Con l’epoca industriale, l’uomo ha iniziato a modificare certi aspetti dell’atmosfera e non solo. L’Ipotesi Gaia non rende conto dei mutamenti climatici determinati da fattori esterni e che, come abbiamo visto, hanno caratterizzato lo sviluppo delle specie viventi sulla Terra. Essa definisce tuttavia con sorprendente lucidità il presente e i suoi problemi.
La difficoltà maggiore dei climatologi consiste nel prevedere se i cambiamenti introdotti dall’epoca industriale altereranno in misura consistente i rapporti fra le varie componenti di un equilibrio che in realtà nessuno è in grado di identificare perché la Terra e la specie umana formano assieme un tipico sistema non in equilibrio.
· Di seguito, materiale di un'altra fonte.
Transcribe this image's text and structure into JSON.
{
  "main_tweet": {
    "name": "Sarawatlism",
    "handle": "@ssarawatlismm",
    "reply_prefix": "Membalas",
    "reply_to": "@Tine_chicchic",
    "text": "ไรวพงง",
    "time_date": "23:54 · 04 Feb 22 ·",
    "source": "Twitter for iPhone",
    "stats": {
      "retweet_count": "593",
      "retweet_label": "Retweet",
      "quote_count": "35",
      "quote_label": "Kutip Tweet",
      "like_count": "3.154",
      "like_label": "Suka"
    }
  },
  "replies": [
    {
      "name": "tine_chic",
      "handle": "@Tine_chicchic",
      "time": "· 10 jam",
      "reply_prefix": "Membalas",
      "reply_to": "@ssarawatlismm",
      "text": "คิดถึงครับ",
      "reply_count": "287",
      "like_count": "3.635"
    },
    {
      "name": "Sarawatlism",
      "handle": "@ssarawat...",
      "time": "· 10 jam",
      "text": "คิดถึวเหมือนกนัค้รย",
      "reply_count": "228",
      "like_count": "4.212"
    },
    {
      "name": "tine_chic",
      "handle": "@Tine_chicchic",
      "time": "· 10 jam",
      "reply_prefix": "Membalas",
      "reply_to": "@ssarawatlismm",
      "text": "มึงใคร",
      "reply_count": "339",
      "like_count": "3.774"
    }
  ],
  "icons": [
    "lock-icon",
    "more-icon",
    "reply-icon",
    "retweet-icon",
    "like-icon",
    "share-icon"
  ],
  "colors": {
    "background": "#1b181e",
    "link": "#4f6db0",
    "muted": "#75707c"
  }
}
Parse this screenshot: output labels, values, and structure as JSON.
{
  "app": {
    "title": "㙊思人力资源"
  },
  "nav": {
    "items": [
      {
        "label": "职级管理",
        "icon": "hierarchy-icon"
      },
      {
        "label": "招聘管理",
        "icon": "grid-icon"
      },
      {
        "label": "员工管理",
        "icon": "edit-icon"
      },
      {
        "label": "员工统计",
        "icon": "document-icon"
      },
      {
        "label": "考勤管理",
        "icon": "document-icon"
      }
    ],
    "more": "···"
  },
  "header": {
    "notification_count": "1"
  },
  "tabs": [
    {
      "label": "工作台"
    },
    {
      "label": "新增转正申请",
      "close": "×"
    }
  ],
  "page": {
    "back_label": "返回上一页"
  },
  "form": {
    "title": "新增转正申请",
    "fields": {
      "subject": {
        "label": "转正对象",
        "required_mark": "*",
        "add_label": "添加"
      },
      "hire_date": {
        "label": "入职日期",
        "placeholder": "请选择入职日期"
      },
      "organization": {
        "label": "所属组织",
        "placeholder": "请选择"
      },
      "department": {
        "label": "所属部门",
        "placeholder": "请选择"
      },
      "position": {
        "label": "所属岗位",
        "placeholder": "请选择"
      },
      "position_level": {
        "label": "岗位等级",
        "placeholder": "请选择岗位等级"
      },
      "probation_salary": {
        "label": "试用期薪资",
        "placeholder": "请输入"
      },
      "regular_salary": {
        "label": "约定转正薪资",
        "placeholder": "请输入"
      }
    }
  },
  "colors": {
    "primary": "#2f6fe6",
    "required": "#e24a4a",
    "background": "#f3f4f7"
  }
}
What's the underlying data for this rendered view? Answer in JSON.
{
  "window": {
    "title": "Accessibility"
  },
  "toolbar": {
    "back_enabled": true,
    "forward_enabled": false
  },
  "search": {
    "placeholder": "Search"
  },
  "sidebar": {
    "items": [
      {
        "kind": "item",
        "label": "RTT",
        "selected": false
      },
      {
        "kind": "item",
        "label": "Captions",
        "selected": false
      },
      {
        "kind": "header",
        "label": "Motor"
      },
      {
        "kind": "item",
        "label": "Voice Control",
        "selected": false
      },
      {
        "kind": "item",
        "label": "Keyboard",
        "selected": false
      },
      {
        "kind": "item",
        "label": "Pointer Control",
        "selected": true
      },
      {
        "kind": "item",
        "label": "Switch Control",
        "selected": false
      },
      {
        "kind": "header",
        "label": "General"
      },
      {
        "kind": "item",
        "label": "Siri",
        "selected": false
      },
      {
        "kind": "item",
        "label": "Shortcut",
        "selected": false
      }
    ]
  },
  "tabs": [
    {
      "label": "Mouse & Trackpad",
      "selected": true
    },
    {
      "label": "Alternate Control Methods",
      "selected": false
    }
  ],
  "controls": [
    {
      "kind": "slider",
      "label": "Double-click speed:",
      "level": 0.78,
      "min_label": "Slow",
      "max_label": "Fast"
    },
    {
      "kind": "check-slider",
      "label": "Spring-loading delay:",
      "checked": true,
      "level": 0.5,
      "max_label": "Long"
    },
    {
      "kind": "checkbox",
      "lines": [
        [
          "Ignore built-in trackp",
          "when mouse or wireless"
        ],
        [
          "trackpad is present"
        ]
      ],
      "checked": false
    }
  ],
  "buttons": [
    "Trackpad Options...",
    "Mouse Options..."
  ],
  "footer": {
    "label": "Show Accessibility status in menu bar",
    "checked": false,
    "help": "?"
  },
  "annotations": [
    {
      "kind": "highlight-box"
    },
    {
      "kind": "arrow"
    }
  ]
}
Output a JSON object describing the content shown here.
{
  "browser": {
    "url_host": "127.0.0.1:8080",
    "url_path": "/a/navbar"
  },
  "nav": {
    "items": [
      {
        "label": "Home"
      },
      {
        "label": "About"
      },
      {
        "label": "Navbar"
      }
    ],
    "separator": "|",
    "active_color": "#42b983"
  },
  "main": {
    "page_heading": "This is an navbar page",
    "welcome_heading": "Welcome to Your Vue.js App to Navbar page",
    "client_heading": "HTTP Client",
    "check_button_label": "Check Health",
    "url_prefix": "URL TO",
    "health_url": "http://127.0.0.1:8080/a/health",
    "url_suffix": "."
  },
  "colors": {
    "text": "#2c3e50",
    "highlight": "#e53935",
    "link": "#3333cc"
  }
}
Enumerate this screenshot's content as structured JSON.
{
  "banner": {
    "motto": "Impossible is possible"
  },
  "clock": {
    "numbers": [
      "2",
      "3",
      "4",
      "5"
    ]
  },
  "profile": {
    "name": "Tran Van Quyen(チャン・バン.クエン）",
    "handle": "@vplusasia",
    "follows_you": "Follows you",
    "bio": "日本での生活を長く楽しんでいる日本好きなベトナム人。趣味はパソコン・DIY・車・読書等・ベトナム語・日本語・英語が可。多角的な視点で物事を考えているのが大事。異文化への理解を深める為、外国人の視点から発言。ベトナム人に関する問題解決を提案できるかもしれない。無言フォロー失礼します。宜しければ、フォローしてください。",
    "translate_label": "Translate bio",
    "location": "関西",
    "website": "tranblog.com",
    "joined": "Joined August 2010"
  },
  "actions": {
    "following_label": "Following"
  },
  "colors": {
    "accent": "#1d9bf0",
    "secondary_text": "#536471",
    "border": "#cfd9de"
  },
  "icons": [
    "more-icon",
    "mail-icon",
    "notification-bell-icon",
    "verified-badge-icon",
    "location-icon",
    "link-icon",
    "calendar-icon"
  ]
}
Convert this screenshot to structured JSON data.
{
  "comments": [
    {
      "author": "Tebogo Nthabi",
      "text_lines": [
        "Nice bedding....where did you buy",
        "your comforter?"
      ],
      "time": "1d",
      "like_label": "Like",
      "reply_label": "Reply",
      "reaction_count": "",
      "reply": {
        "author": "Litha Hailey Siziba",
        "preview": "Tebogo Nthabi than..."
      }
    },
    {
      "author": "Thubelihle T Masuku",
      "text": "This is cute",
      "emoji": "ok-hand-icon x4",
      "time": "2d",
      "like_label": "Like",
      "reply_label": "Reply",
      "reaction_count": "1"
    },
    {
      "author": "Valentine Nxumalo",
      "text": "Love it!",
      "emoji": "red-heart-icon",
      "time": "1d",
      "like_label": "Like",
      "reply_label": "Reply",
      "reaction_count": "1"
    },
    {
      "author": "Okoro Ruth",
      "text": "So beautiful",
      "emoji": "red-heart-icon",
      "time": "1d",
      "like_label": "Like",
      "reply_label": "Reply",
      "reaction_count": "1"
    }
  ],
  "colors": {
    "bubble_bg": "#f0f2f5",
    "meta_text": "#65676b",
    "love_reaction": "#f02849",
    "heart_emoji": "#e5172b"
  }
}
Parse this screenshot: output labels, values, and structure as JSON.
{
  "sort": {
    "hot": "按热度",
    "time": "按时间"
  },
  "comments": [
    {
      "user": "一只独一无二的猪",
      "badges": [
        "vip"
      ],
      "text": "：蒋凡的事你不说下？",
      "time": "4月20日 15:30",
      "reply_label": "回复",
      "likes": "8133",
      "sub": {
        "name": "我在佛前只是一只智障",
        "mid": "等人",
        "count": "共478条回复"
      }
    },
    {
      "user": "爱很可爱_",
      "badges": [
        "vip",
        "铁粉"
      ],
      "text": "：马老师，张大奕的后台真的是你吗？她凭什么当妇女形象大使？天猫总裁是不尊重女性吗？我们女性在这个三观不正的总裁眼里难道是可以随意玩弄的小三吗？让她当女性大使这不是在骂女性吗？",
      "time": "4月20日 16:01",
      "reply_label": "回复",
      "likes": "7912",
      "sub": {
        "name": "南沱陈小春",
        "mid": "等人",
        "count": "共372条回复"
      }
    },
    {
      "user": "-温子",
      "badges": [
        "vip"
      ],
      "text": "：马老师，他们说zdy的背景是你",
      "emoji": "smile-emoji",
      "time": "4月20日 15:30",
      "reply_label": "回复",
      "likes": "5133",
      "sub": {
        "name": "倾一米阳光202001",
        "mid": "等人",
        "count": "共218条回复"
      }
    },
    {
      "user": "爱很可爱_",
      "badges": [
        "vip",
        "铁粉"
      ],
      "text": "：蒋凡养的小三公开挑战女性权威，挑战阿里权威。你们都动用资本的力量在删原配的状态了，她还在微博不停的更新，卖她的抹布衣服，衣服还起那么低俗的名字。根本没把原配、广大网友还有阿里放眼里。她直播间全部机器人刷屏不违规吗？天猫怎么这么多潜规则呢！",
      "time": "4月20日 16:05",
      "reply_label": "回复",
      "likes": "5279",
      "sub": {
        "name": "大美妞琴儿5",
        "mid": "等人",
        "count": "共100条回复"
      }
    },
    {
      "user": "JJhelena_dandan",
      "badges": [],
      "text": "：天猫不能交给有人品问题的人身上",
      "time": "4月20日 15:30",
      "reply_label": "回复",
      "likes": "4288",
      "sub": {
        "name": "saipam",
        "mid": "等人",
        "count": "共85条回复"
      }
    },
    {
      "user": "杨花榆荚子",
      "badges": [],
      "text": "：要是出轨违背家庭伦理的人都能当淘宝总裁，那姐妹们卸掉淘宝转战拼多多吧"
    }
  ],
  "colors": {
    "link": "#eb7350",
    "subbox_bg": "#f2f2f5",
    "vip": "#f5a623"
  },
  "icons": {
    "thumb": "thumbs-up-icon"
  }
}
È un’operazione matematicamente complessa formulare previsioni per il futuro dopo che è stato dimostrato che la stessa circolazione atmosferica è un sistema caotico dove un evento inessenziale come una farfalla che vola alle Hawaii può causare perfino tempeste gigantesche in ogni parte del pianeta. Dovrebbe essere chiaro che, in simili condizioni, l’Ipotesi Gaia risulta solo parzialmente plausibile: un sistema fuori dall’equilibrio può produrre cambiamenti repentini e assolutamente imprevedibili. Tutto sul nostro pianeta evolve: le montagne si abbassano un po’ ogni anno per effetto del gelo, a una zona in precedenza fertile capita di trasformarsi in un deserto e viceversa. L’area del Sahara era una zona fertile fino a circa 11.700 anni fa e sulla sua desertificazione esistono diverse teorie che chiamano in causa i venti monsoni e la circolazione oceanica. A causa della natura intrinsecamente caotica dell’atmosfera il limite temporale di una previsione affidabile, ovvero non affetta da errori importanti, tramite modelli di previsione meteorologica numerica si aggira intorno ai 7-15 giorni.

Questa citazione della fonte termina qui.